The Milpitas, Calif.-based firm today unveiled a new 90-port line card for its E-Series 1200 and E-Series 600 switch/routers. Until now, Force10s largest line card offered 48 ports, the same as Cisco Systems Inc.'s (Nasdaq: CSCO) offering in this space. For its part, Extreme Networks Inc. (Nasdaq: EXTR) offers a 60-port line card and ten total slots on its BlackDiamond 10K switch.

”It’s all about the guy with the biggest fish,” explains Steven Schuchart, senior analyst for enterprise infrastructure at Current Analysis, who actually means "company" when he says "guy" and "most dense Ethernet line cards" when he says "biggest fish."

So, how dense is Force10's latest effort? Here's one comparison: Cisco’s Catalyst 6509 device offers a total of eight slots for its own 48-port line cards. The new Force10 line card, however, when used with the 14-slot E1200, pushes the device’s maximum port density up from 672 total ports to a whopping 1,260 ports, not including two additional slots for redundancy and management.

Analyst Schuchart says the point of all that density is to cut down costs in the data center. “It could save users from having to buy another chassis,” he says.Zeus Kerravalla, the godlike VP of analyst firm Yankee Group agrees: “That’s a big line card with a lot of ports. If you are someone who values density in the data center, then it’s a very compelling product to look at.”

But high-density cards such as this are not appropriate for every data center application. Andrew Feldman, Force10's VP of marketing, says that running all the ports at full speed through the new, non-line-rate cards could result in some dropped packets.

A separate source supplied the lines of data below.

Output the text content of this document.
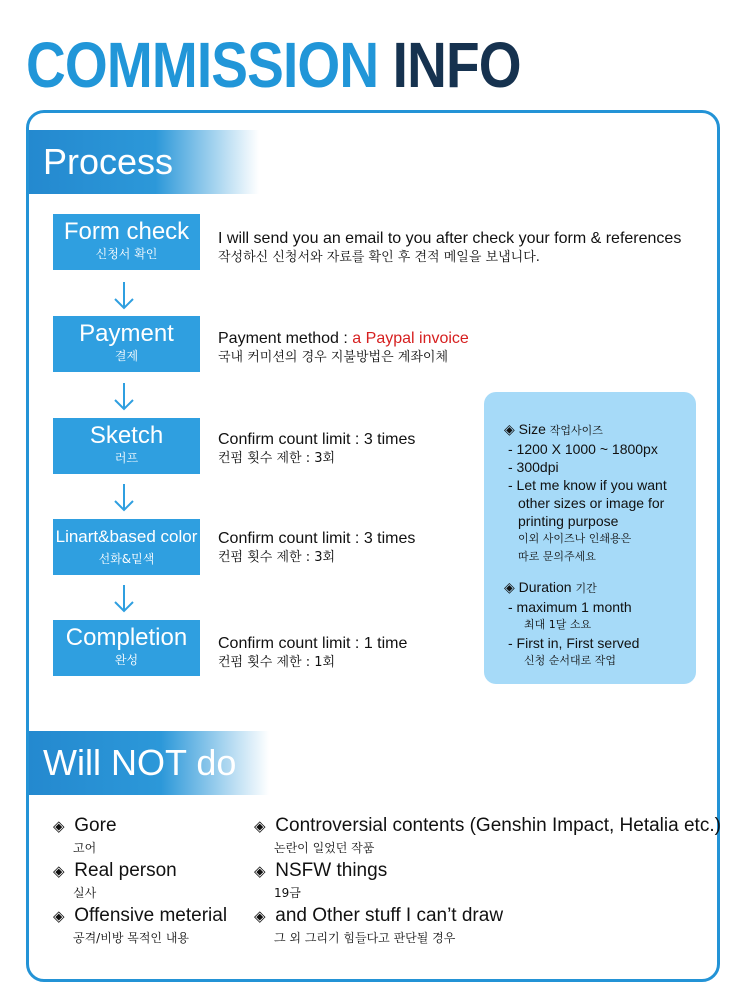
COMMISSION INFO
Process
Form check
신청서 확인
I will send you an email to you after check your form & references
작성하신 신청서와 자료를 확인 후 견적 메일을 보냅니다.
Payment
결제
Payment method : a Paypal invoice
국내 커미션의 경우 지불방법은 계좌이체
Sketch
러프
Confirm count limit : 3 times
컨펌 횟수 제한 : 3회
Linart&based color
선화&밑색
Confirm count limit : 3 times
컨펌 횟수 제한 : 3회
Completion
완성
Confirm count limit : 1 time
컨펌 횟수 제한 : 1회
◈ Size 작업사이즈
- 1200 X 1000 ~ 1800px
- 300dpi
- Let me know if you want
other sizes or image for
printing purpose
이외 사이즈나 인쇄용은
따로 문의주세요
◈ Duration 기간
- maximum 1 month
최대 1달 소요
- First in, First served
신청 순서대로 작업
Will NOT do
◈ Gore
고어
◈ Real person
실사
◈ Offensive meterial
공격/비방 목적인 내용
◈ Controversial contents (Genshin Impact, Hetalia etc.)
논란이 일었던 작품
◈ NSFW things
19금
◈ and Other stuff I can’t draw
그 외 그리기 힘들다고 판단될 경우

Schuchart suggests the new card could be a good fit for connecting a plethora of lower-activity servers. Markets where this could prove useful include the likes of scientific research, such as geophysical surveys, he says.

Force10 assault on the high end of the data center is interesting given all the noise the company has made lately about broadening its low-end product line (see Argonne Picks Force10 and Force 10 Aims for the Data Center). ”Their challenge is to become broader,” says Kerravalla. “Their long-term viability will be dictated by whether they can sell more products to their customers and broaden their product line.”